Rob Kall: I don't know if it was in this chapter, but you talk about the commons, and the commons to me is very important, that's our shared resources. How does that tie in with this?
Douglas Rushkoff: Well the idea of a commons was really just that when people try to do this alone, they can really go crazy pretty quickly. When you look at -- it's funny, there used to be a law in Judaism that you have to study Torah with at least nine other people, you have to have a minion. And it's the few times in Jewish History when people were allowed to do it alone that they went crazy, right? They went into weird Messianic worship and [ unintelligible phrase] and crazy, crazy stuff happened. And it's because they didn't have the buffering effect of a network, of other people. If we start to think of both our intellectual and our spiritual heritage as a commons rather than as a personal thing - right, you don't get personally saved, there's no such thing, it's everybody or nobody - than you end up in a much healthier and more buffered journey together.
Rob Kall: So
to wrap it up you say, "Art least in a fractal one's relationships matter more
than one's accumulated personal knowledge: the shared overtakes the owned.
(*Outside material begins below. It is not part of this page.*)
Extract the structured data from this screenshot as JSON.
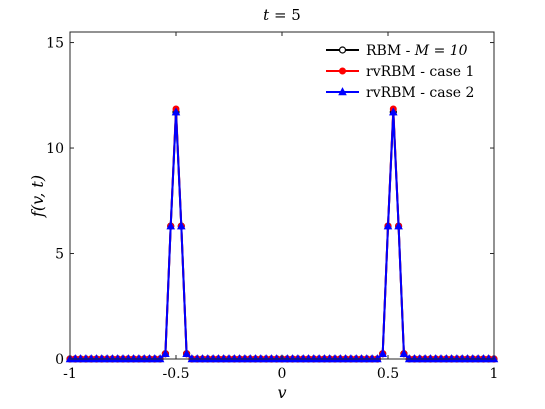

Connections supersede the ego."
Douglas Rushkoff: Right.
Rob Kall: A beautiful idea.
Douglas Rushkoff: That's the shift from the Renaissance to what we're in now. The Renaissance invented the individual: "The Renaissance Man," the individual in relationship to everything else; personal perspective and perspective pain. Everything was objectified. In our age, called The Digital Age, it's about your connections. You only exist insofar as you're connected to other people and things, and you end up in a world where you're much less a solo singer than you are someone who's resonating with that which is around you. It's as much about listening as it is about speaking. You know? Not so people have to pick /
Rob Kall: (interjecting) I've come to believe that we're transitioning from an era of information to an era of connection, and this seems to tie in directly to that.
Douglas Rushkoff: Yeah. Absolutely. It's all we can hope.